Graham wanted to utilize the musical format and merge it with his passion for travel.
“For Season 2, I’m pitching a road trip to the north—to Angeles, Baguio, La Union, Laoag, Vigan—so we can show viewers not just how friendly, vibrant and happy Filipinos are, but also how different each place is,” the 28-year-old athlete-model explained. “That’s my background in England. Guiding tours was part of what I did. When I was 18, I took a trip with five of my friends to the United States, where we traveled from New York to LA on a budget.”
Graham has a British father and Filipino mother. “Every half-Filipino has a random story about how he or she ended up here in the Philippines,” he noted. “My mom is from Nasipit, Agusan del Norte, in Mindanao. She met my dad under sad circumstances while working on a cruise ship.
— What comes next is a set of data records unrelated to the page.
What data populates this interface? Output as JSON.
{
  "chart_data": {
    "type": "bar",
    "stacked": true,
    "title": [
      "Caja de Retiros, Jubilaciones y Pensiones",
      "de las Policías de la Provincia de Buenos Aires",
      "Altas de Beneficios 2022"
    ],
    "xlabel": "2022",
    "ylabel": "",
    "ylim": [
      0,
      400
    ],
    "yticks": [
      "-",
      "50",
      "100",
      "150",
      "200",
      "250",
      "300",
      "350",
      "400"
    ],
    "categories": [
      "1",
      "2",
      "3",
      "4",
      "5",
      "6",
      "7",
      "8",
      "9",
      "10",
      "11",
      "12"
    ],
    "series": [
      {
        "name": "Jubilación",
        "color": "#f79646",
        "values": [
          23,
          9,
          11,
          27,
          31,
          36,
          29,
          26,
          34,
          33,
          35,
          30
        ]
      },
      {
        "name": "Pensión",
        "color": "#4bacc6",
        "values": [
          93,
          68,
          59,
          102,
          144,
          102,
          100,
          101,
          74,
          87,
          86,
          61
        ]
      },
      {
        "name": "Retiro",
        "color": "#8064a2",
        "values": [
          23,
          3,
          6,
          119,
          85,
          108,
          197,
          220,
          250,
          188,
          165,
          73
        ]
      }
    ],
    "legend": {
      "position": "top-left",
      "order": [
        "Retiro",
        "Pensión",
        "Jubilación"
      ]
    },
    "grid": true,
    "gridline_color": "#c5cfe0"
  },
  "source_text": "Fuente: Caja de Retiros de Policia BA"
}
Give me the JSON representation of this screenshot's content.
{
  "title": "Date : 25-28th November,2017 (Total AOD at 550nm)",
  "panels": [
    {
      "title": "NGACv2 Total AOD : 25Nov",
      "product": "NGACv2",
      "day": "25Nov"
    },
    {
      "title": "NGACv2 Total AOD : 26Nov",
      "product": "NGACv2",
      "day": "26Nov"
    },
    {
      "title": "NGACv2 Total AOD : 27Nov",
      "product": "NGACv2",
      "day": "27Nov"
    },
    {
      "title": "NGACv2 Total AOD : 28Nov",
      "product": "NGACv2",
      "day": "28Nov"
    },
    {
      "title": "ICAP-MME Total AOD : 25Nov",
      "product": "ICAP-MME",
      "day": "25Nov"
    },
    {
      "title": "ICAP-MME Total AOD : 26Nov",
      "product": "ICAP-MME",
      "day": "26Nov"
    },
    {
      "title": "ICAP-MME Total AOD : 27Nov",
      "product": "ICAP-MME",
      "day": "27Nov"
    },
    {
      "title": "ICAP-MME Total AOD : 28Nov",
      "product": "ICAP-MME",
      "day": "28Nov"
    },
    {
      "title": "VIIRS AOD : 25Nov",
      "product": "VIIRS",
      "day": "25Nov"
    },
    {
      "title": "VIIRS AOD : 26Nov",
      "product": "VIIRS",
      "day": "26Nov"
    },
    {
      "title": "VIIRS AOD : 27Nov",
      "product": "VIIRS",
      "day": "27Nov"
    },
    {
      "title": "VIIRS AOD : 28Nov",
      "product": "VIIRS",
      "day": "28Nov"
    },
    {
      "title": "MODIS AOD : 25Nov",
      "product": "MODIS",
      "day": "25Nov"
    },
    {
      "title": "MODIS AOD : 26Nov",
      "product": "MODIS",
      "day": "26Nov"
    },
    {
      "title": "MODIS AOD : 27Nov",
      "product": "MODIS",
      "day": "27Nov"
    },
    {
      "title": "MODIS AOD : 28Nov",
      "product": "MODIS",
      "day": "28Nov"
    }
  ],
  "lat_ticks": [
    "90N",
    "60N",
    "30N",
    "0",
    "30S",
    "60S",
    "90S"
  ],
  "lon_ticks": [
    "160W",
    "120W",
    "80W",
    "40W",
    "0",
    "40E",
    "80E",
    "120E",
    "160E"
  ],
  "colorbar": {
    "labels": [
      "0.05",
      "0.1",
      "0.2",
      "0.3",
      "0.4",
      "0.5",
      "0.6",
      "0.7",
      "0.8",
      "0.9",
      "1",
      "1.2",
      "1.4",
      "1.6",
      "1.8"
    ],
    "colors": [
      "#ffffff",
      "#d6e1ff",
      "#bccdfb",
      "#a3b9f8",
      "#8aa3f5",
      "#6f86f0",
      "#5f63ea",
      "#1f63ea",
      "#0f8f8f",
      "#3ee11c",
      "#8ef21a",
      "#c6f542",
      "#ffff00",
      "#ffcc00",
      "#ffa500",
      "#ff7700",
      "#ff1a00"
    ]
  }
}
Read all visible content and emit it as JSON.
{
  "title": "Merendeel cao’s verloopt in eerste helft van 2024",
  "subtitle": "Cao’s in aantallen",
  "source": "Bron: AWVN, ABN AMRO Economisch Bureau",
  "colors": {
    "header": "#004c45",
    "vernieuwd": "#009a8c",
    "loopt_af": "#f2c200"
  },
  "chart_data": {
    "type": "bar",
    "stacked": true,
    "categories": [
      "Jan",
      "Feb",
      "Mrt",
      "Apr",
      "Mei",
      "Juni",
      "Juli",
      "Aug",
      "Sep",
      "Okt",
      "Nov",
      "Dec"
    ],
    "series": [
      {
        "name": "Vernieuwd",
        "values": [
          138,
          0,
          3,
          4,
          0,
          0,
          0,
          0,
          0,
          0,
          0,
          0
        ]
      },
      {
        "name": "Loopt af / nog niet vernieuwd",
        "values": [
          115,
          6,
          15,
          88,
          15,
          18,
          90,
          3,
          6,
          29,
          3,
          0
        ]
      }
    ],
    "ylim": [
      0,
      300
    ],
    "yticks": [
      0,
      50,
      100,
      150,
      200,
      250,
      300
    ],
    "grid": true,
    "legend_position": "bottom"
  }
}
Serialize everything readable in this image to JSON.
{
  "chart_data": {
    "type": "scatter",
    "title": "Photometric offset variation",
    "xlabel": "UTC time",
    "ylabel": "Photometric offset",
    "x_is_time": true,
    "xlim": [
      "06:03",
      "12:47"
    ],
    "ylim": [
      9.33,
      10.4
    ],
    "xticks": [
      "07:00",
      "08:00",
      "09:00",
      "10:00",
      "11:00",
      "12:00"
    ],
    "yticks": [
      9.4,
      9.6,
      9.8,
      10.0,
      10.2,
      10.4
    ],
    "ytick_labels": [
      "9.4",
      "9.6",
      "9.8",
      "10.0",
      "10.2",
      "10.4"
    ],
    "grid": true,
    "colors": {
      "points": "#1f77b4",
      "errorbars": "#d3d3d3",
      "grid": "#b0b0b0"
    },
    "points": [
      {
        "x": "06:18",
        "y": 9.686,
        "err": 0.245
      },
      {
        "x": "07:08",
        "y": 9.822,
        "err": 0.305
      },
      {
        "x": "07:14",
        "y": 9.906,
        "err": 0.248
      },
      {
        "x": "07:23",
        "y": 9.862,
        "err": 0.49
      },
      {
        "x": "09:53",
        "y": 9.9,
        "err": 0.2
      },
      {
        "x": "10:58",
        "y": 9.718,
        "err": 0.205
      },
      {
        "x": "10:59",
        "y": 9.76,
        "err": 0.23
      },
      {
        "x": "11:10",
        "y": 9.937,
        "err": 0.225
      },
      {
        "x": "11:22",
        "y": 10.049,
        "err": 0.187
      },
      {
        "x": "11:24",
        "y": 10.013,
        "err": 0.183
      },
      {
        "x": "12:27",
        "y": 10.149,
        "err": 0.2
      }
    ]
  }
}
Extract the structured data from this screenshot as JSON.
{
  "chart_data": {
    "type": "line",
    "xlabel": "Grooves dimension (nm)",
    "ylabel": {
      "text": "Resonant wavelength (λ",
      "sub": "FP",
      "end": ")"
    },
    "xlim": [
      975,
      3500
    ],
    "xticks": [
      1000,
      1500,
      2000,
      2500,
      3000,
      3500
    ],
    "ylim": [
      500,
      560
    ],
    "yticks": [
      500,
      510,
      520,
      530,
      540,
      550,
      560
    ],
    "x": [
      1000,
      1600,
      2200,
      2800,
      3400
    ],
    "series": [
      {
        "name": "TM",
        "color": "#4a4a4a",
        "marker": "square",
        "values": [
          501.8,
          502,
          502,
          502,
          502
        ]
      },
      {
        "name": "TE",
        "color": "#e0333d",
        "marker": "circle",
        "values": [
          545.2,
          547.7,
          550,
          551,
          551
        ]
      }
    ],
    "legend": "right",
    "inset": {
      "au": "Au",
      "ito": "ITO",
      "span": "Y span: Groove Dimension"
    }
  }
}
“He was a passenger who brought his mother with him on the trip as a gift. But while onboard, my grandmother slipped, hit her head and passed away.
“My mom saw my dad very upset at the reception, and felt bad for him. She then gave him flowers with a note. Thereafter, they kept in touch and got together after two years. To this day, they’re still together in England. But my mom also spends a lot of time here because I’m here.
“I moved to Manila five years ago to play football for the Meralco Sparks—that’s how I ended up here (laughs). I played football for two years. After that, I did some modeling (for Bench) and appeared in some commercials.”
Graham is very different from his sexy image online, we noted. “Oh, that (laughs),” he quipped. “That is precisely why I think I’m misunderstood. I’m far from the image they see on Instagram. I love to travel and meet people from all walks of life. As a person, I’m chill.”
Graham most certainly is. In fact, for this interview, he took an Angkas ride from his place in BGC to the interview venue at Rockwell.
“When people ask me what it is that I like about living in the Philippines, it isn’t just the great food and warm weather. It’s [the people]. While it used to be a source of annoyance, I don’t care so much about the traffic anymore. Because of Angkas, I no longer have an excuse not to go to places. I don’t care if my hair looks crazy; I’m happy wearing a hat. And I don’t care if I’m sweating, since I don’t sweat a lot, anyway.”
When asked what his immediate plans are for “Street Singing Superstar,” Graham shared that he wanted to turn it into an online iteration of shows like “The Voice,” “American Idol” or “X Factor,” but with “less manufactured” portions.
“I look up to these shows, but they’ve been following the same format for 10 to 15 years now,” he explained. “I want to continue doing the show and prove that the concept works. I want it to get better each season—we learn as we go.
“After Season 1, we intend to go on a road trip up north. I’d like to take the show to the rest of the Philippines in Season 3. Then, for Season 4, I’d love to go to the different Filipino communities around the world, mixing travel and searching for Pinoy talent as we show off the beauty of the country and its people. Perhaps we can collaborate with the Department of Tourism and other organizations to execute this.
“The show is different from others you see on TV and online. Here, everything is raw and random. You know how it is on Instagram, where everything you see is ‘curated or controlled.’ In reality, those teeth aren’t as white, the faces aren’t as smooth, and those muscles aren’t as big and impressive.
“There’s going to be a point when people will see through all the fake images of these idols and influencers. Whereas the content I’m posting are literally raw. I’m not hiding or editing anything—what you see is what you get!”
Does he sing?
“I’m terrible at it!” Graham said with a laugh. “That’s the thing about being in the Philippines. There’s always going to be that one person who gets people to do the singing—and I think that’s what I’m good at.”
Asked what adjustments he had to make when he decided to live here, Graham said that they weren’t significant.
“I am an emotional man,” he disclosed. “I’m a mama’s boy. I was with her the whole time I was growing up. So, I feel like that’s what makes me Filipino. I may not look Pinoy, but I feel Pinoy!”